This is old news, but the article is misleading. The truth is that the number of ounces discovered each year have been less than the number of ounces mined each year for several years now. There will be gold mines for the forseeable future, but the amount of ounces mined per year will probably never exceed the peak of several years ago and may continue to drop as time passes.
I read the same article in the Globe & Mail. A number of analysts have said before it wouldn't take much of a spike in demand to really send gold prices up since there seems to be constraints on increasing the supply. This article, if true, seems to reinforce the idea that the world goldpile might be more finite than we think.
I like gold a lot, but any "analyst" who says this can't really be considered an analyst at all. The flow of newly mined gold each year is so small relative to the total world stock of gold that constraints on new mining production can't really have much of an impact on the market except in the psychological sense.
I agree with cloudsweeper. article: What Barrick is saying is that the oxide layers of gold ore are being used up as they are the easiest and least expensive to remove, and as such are the most profitable as buyers don't ask how it came about as long as it is correct %gold at the purchase. Any additional gold in a placer mine is very available in the "sulfide" layer , which is usually under the oxide layer, and contains lesser % of gold and thus the profit margin lessens to obtain this gold. Since the price as a commodity is set worldwide, when cost of manufacture goes up, the profit margin goes down. When one buys stock in a gold mining company, the reserves must be looked at as to the amount of oxide layer left compared to the sulfide layer. Jim
I'd think that if the prices go high enough, that some of the gazillion tons already above ground would be put on the market, like people with jewelry, coins, etc. lining up to sell. Why do we need plenty more to be mined? There's already plenty that could be marketed at any time...I mean you can't really destroy or eat the stuff! I'll take a farm to feed me over all the gold in the world anytime.
I have a few friends who are still employeed at a local gold mine, the Gold Road Mine in AZ, and they say there are estimates of between 1.4 and 2 million oz of mineable gold in the mine, but it hasn't been cost-effective enough to re-open the mines in the past 6 years. For a mine that averaged about 30,000 oz of gold a year, I think that says a lot about where the real experts think the future of the metal is going. Guy~
http://www.gazette9.com/rt66/grmine.htm Looks like hard rock mining. Here is the story and a photo of coleguy's friends.
It's a hard rock mine. It's been shuttered for a while as it hasn't been profitable to re-open, but they do keep a skeleton crew to keep things maintained. I believe they still give tours through parts of it as well. There is an open pit gold mine called Hart Mine that closed about 15 years ago.

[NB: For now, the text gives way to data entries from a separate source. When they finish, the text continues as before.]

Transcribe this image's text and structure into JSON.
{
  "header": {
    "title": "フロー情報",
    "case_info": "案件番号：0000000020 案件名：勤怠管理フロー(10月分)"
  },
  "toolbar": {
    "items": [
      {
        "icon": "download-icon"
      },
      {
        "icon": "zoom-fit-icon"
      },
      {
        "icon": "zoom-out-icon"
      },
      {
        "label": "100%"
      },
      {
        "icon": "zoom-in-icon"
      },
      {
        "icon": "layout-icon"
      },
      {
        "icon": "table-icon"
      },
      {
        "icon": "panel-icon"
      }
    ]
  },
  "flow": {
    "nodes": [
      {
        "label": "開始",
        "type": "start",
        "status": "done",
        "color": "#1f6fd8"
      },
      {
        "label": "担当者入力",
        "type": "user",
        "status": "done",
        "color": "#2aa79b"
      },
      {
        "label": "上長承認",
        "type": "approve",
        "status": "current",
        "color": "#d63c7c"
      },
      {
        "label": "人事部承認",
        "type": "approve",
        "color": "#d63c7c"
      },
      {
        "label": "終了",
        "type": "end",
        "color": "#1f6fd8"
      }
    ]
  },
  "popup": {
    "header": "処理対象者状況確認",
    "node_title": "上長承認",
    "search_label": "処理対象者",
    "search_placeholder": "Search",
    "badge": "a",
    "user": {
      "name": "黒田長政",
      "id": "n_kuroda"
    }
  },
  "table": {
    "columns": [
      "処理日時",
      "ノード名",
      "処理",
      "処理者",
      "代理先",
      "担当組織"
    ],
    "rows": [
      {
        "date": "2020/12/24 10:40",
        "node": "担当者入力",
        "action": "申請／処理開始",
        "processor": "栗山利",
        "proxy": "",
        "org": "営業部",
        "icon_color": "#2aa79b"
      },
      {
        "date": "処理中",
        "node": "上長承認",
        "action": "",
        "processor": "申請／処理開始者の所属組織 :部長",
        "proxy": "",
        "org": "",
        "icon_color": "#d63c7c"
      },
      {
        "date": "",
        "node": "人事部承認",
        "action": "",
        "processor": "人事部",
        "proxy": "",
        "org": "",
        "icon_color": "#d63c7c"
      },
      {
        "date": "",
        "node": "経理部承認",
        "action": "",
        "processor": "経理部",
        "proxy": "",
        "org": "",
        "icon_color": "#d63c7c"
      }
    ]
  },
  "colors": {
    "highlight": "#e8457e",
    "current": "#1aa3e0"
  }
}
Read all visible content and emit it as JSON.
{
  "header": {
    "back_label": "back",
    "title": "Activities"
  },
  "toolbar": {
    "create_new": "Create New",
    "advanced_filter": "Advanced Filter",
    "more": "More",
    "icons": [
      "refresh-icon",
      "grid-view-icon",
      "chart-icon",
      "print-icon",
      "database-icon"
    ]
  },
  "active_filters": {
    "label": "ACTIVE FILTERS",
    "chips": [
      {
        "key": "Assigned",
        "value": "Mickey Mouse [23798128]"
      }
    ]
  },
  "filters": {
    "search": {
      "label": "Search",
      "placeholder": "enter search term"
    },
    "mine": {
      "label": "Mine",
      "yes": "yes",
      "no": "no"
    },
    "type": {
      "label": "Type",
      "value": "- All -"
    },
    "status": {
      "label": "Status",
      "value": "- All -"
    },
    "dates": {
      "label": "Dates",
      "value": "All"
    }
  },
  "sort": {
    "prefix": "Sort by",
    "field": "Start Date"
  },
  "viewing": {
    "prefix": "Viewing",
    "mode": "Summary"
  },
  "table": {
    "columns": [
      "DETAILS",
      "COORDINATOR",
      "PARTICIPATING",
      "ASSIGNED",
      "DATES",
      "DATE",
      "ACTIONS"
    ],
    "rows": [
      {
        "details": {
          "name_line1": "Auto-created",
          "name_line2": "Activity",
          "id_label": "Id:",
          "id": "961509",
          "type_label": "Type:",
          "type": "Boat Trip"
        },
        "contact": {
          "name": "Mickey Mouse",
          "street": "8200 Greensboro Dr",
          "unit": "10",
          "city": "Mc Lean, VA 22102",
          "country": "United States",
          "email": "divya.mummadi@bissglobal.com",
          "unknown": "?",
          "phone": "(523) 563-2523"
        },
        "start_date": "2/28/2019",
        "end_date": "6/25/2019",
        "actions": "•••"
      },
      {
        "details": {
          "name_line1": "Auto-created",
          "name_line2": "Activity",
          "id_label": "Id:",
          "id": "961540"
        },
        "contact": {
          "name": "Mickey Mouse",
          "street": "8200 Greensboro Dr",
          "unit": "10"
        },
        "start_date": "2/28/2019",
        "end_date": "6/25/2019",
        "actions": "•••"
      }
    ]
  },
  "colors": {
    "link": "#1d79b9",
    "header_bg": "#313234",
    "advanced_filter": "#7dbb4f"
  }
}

I believe the company decided to close when the National Park Service fined them for environmental reasons. Guy~
Placer gold: gold that has been liberated from where it initially crystallized and has been transported (usually by water) and concentrated elsewhere by purely physical means. Oxide gold: can be placer, but also any gold that exists in material that has been exposed to enough air that sulfides around it (possibly encapsulating it) have broken down, leaving the gold 'free' and much cheaper to extract. Sulfide gold: Gold in its primary form, locked in some variable concentration of sulfide minerals. Can be relatively easy to extract, depending on the chemistry, or can be extremely difficult. Most large gold mines now must extract the gold locked up in the sulfide form. There just isn't a great deal of oxidized gold left, even less placer gold, by virtue of the fact that it has already been discovered and exploited. Having said that, there are many, many millions of oz of gold, in many parts of the world, that have not been extracted. The fact that they have not been is any combination of factors, such as degree of encapsulation and chemistry of sulfides (metallurgy), access, depth, proximity to water bodies and other logistical and environmental considerations, political stability of the host country, and climate factors.
While this may not be news to people that have followed precious metals for some time, it is to investors who may be getting acquainted with the sector for the first time. Many articles by analysts contain basic information, but often it is there to provide education, historical context and framework for a more complex analysis related to the relative attractiveness of the investment being discussed.
This is a great point. The amount "stored" in jewelry and so on is huge, and scrap is a significant contributor to supply (if you can call recycling "supply").
The point of my post wasn't that the information provided by the "analyst" was too basic. The point was that it was wrong. So instead of assisting new investors, it actually set them back below zero knowledge. Now they are going to have to unlearn before they can begin to learn.
Two things you should have uncovered in your analysis before buying the stock is (1) that it is spelled Hecla and (2) that it is primarily a silver mining company, not a gold mining company.